Old antagonists Miami and Florida State find themselves at significant, if different, crossroads in 2010. The Hurricanes, after the false promise of last season's start, have the most talent and maturity they've had in four seasons under local product Randy Shannon. Quarterback Jacory Harris has tantalized Miami fans by making the spectacular plays. If he finds a way to make the routine ones, the Canes will be an ACC title contender.

Florida State inflicted a few scratches and dents on its reputation by refusing to don kid gloves when it forced Bobby Bowden out of his job after 34 history-making seasons in Tallahassee. The quickest way to make everyone forget the treatment of Bowden is for new coach Jimbo Fisher to return the Seminoles to greatness. Fisher, a shrewd offensive mind, has the quarterback to do so in senior Christian Ponder. If the Seminoles' defense can slow anyone down, watch out.
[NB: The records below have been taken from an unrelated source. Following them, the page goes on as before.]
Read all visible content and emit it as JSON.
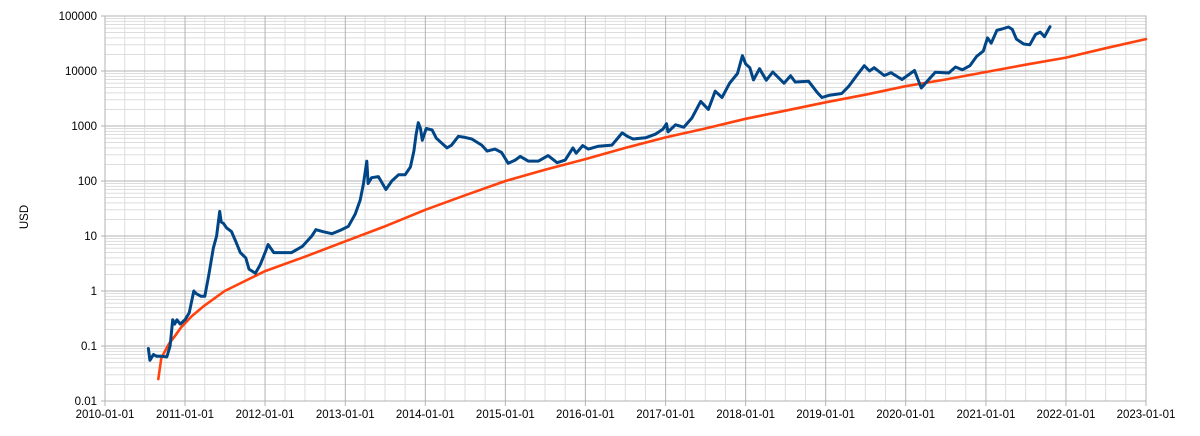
{
  "chart_data": {
    "type": "line",
    "title": "",
    "xlabel": "",
    "ylabel": "USD",
    "y_scale": "log",
    "ylim": [
      0.01,
      100000
    ],
    "xlim": [
      "2010-01-01",
      "2023-01-01"
    ],
    "grid": true,
    "legend": "none",
    "y_ticks": [
      "100000",
      "10000",
      "1000",
      "100",
      "10",
      "1",
      "0.1",
      "0.01"
    ],
    "x_ticks": [
      "2010-01-01",
      "2011-01-01",
      "2012-01-01",
      "2013-01-01",
      "2014-01-01",
      "2015-01-01",
      "2016-01-01",
      "2017-01-01",
      "2018-01-01",
      "2019-01-01",
      "2020-01-01",
      "2021-01-01",
      "2022-01-01",
      "2023-01-01"
    ],
    "series": [
      {
        "color": "#004586",
        "points": [
          [
            "2010-07-18",
            0.09
          ],
          [
            "2010-07-25",
            0.055
          ],
          [
            "2010-08-10",
            0.07
          ],
          [
            "2010-08-25",
            0.065
          ],
          [
            "2010-09-20",
            0.065
          ],
          [
            "2010-10-10",
            0.063
          ],
          [
            "2010-10-25",
            0.1
          ],
          [
            "2010-11-06",
            0.3
          ],
          [
            "2010-11-15",
            0.25
          ],
          [
            "2010-11-25",
            0.3
          ],
          [
            "2010-12-10",
            0.25
          ],
          [
            "2011-01-01",
            0.3
          ],
          [
            "2011-01-20",
            0.4
          ],
          [
            "2011-02-10",
            1.0
          ],
          [
            "2011-02-20",
            0.9
          ],
          [
            "2011-03-15",
            0.8
          ],
          [
            "2011-04-01",
            0.8
          ],
          [
            "2011-04-20",
            2.0
          ],
          [
            "2011-05-10",
            6.0
          ],
          [
            "2011-05-25",
            10.0
          ],
          [
            "2011-06-08",
            28.0
          ],
          [
            "2011-06-15",
            18.0
          ],
          [
            "2011-06-25",
            17.0
          ],
          [
            "2011-07-10",
            14.0
          ],
          [
            "2011-08-01",
            12.0
          ],
          [
            "2011-08-20",
            8.0
          ],
          [
            "2011-09-10",
            5.0
          ],
          [
            "2011-10-05",
            4.0
          ],
          [
            "2011-10-20",
            2.5
          ],
          [
            "2011-11-18",
            2.1
          ],
          [
            "2011-12-10",
            3.0
          ],
          [
            "2012-01-01",
            5.0
          ],
          [
            "2012-01-15",
            7.0
          ],
          [
            "2012-02-10",
            5.0
          ],
          [
            "2012-03-10",
            5.0
          ],
          [
            "2012-05-01",
            5.0
          ],
          [
            "2012-06-20",
            6.5
          ],
          [
            "2012-08-01",
            10.0
          ],
          [
            "2012-08-20",
            13.0
          ],
          [
            "2012-09-20",
            12.0
          ],
          [
            "2012-11-01",
            11.0
          ],
          [
            "2012-12-15",
            13.0
          ],
          [
            "2013-01-15",
            15.0
          ],
          [
            "2013-02-15",
            25.0
          ],
          [
            "2013-03-10",
            45.0
          ],
          [
            "2013-03-25",
            90.0
          ],
          [
            "2013-04-09",
            230.0
          ],
          [
            "2013-04-15",
            90.0
          ],
          [
            "2013-05-01",
            115.0
          ],
          [
            "2013-06-01",
            120.0
          ],
          [
            "2013-07-05",
            70.0
          ],
          [
            "2013-08-01",
            100.0
          ],
          [
            "2013-09-01",
            130.0
          ],
          [
            "2013-10-01",
            130.0
          ],
          [
            "2013-10-25",
            180.0
          ],
          [
            "2013-11-10",
            350.0
          ],
          [
            "2013-11-20",
            700.0
          ],
          [
            "2013-11-30",
            1150.0
          ],
          [
            "2013-12-10",
            900.0
          ],
          [
            "2013-12-18",
            550.0
          ],
          [
            "2014-01-05",
            900.0
          ],
          [
            "2014-02-01",
            850.0
          ],
          [
            "2014-02-20",
            600.0
          ],
          [
            "2014-04-10",
            400.0
          ],
          [
            "2014-05-01",
            450.0
          ],
          [
            "2014-06-01",
            650.0
          ],
          [
            "2014-07-01",
            620.0
          ],
          [
            "2014-08-01",
            580.0
          ],
          [
            "2014-09-15",
            450.0
          ],
          [
            "2014-10-10",
            350.0
          ],
          [
            "2014-11-15",
            380.0
          ],
          [
            "2014-12-15",
            330.0
          ],
          [
            "2015-01-14",
            210.0
          ],
          [
            "2015-02-15",
            240.0
          ],
          [
            "2015-03-10",
            280.0
          ],
          [
            "2015-04-15",
            230.0
          ],
          [
            "2015-06-01",
            230.0
          ],
          [
            "2015-07-15",
            290.0
          ],
          [
            "2015-08-25",
            215.0
          ],
          [
            "2015-10-01",
            240.0
          ],
          [
            "2015-11-05",
            400.0
          ],
          [
            "2015-11-20",
            320.0
          ],
          [
            "2015-12-20",
            440.0
          ],
          [
            "2016-01-15",
            380.0
          ],
          [
            "2016-03-01",
            430.0
          ],
          [
            "2016-05-01",
            450.0
          ],
          [
            "2016-06-17",
            750.0
          ],
          [
            "2016-07-10",
            650.0
          ],
          [
            "2016-08-05",
            580.0
          ],
          [
            "2016-10-01",
            610.0
          ],
          [
            "2016-11-15",
            710.0
          ],
          [
            "2016-12-20",
            880.0
          ],
          [
            "2017-01-05",
            1100.0
          ],
          [
            "2017-01-12",
            780.0
          ],
          [
            "2017-02-15",
            1050.0
          ],
          [
            "2017-03-25",
            950.0
          ],
          [
            "2017-05-01",
            1400.0
          ],
          [
            "2017-06-10",
            2800.0
          ],
          [
            "2017-07-15",
            2000.0
          ],
          [
            "2017-08-15",
            4300.0
          ],
          [
            "2017-09-15",
            3300.0
          ],
          [
            "2017-10-20",
            6000.0
          ],
          [
            "2017-11-25",
            9000.0
          ],
          [
            "2017-12-17",
            19000.0
          ],
          [
            "2018-01-01",
            13500.0
          ],
          [
            "2018-01-20",
            11500.0
          ],
          [
            "2018-02-06",
            6900.0
          ],
          [
            "2018-03-05",
            11000.0
          ],
          [
            "2018-04-05",
            6800.0
          ],
          [
            "2018-05-05",
            9600.0
          ],
          [
            "2018-06-25",
            6000.0
          ],
          [
            "2018-07-25",
            8200.0
          ],
          [
            "2018-08-15",
            6300.0
          ],
          [
            "2018-10-15",
            6500.0
          ],
          [
            "2018-11-25",
            4000.0
          ],
          [
            "2018-12-15",
            3300.0
          ],
          [
            "2019-01-15",
            3600.0
          ],
          [
            "2019-03-15",
            3900.0
          ],
          [
            "2019-04-15",
            5200.0
          ],
          [
            "2019-05-25",
            8500.0
          ],
          [
            "2019-06-26",
            12500.0
          ],
          [
            "2019-07-20",
            10000.0
          ],
          [
            "2019-08-10",
            11500.0
          ],
          [
            "2019-09-25",
            8300.0
          ],
          [
            "2019-10-26",
            9300.0
          ],
          [
            "2019-12-15",
            7000.0
          ],
          [
            "2020-02-10",
            10200.0
          ],
          [
            "2020-03-12",
            4900.0
          ],
          [
            "2020-04-15",
            7000.0
          ],
          [
            "2020-05-15",
            9500.0
          ],
          [
            "2020-07-15",
            9200.0
          ],
          [
            "2020-08-15",
            11800.0
          ],
          [
            "2020-09-15",
            10500.0
          ],
          [
            "2020-10-20",
            12500.0
          ],
          [
            "2020-11-20",
            18500.0
          ],
          [
            "2020-12-20",
            23000.0
          ],
          [
            "2021-01-08",
            40000.0
          ],
          [
            "2021-01-25",
            32000.0
          ],
          [
            "2021-02-20",
            55000.0
          ],
          [
            "2021-03-15",
            58000.0
          ],
          [
            "2021-04-14",
            63000.0
          ],
          [
            "2021-05-01",
            57000.0
          ],
          [
            "2021-05-20",
            38000.0
          ],
          [
            "2021-06-22",
            31000.0
          ],
          [
            "2021-07-20",
            30000.0
          ],
          [
            "2021-08-15",
            46000.0
          ],
          [
            "2021-09-06",
            51000.0
          ],
          [
            "2021-09-25",
            42000.0
          ],
          [
            "2021-10-20",
            64000.0
          ]
        ]
      },
      {
        "color": "#ff420e",
        "points": [
          [
            "2010-09-01",
            0.025
          ],
          [
            "2010-09-15",
            0.06
          ],
          [
            "2010-10-01",
            0.08
          ],
          [
            "2010-10-20",
            0.11
          ],
          [
            "2010-11-15",
            0.15
          ],
          [
            "2010-12-15",
            0.22
          ],
          [
            "2011-02-01",
            0.35
          ],
          [
            "2011-04-01",
            0.55
          ],
          [
            "2011-07-01",
            1.0
          ],
          [
            "2012-01-01",
            2.3
          ],
          [
            "2012-07-01",
            4.2
          ],
          [
            "2013-01-01",
            8.0
          ],
          [
            "2013-07-01",
            15.0
          ],
          [
            "2014-01-01",
            30.0
          ],
          [
            "2014-07-01",
            55.0
          ],
          [
            "2015-01-01",
            100.0
          ],
          [
            "2015-07-01",
            160.0
          ],
          [
            "2016-01-01",
            250.0
          ],
          [
            "2016-07-01",
            400.0
          ],
          [
            "2017-01-01",
            620.0
          ],
          [
            "2017-07-01",
            900.0
          ],
          [
            "2018-01-01",
            1350.0
          ],
          [
            "2018-07-01",
            1900.0
          ],
          [
            "2019-01-01",
            2700.0
          ],
          [
            "2019-07-01",
            3700.0
          ],
          [
            "2020-01-01",
            5300.0
          ],
          [
            "2020-07-01",
            7000.0
          ],
          [
            "2021-01-01",
            9600.0
          ],
          [
            "2021-07-01",
            13000.0
          ],
          [
            "2022-01-01",
            17500.0
          ],
          [
            "2022-07-01",
            26000.0
          ],
          [
            "2023-01-01",
            38000.0
          ]
        ]
      }
    ]
  }
}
The entire Big East finds itself at a crossroads. With the Big Ten measuring for drapes at Rutgers -- or is it Syracuse or Pittsburgh? -- the league needs a competitive race among contenders who prove themselves worthy of national consideration. That kind of season, like the one the Big East had in 2006 when Rutgers, West Virginia and Louisville battled to the last night of the regular season, would project strength and viability.

No team better exemplifies what the Big East could be than UConn. Under coach Randy Edsall, who in 11 seasons has built the Huskies from I-AA into a solid program, the Huskies return 16 starters and have the three strongest teams in the league -- Pittsburgh, Cincinnati and West Virginia -- coming to Rentschler Field.

As we wait on the side at these crossroads, awaiting the dispatch of teams to the various roads before them, college football also welcomes back one of its own from a harrowing journey. When Boston College linebacker Mark Herzlich steps onto the field for the Eagles' opener against Weber State on Sept. 4, he will have completed his return from cancer.

While Boston College fans urge the Eagles toward a third division title in four seasons, the program's most important victory already will be in the books.

Put Herzlich on your ballot as comeback player of the year. It will take time to fill in the names of the other award winners, though. If the 2010 season is anything like the eight months that preceded it, the traffic at these crossroads will not stop. College football promises us every season that it will deliver as many wins as it does losses. The fun is in discovering their destinations.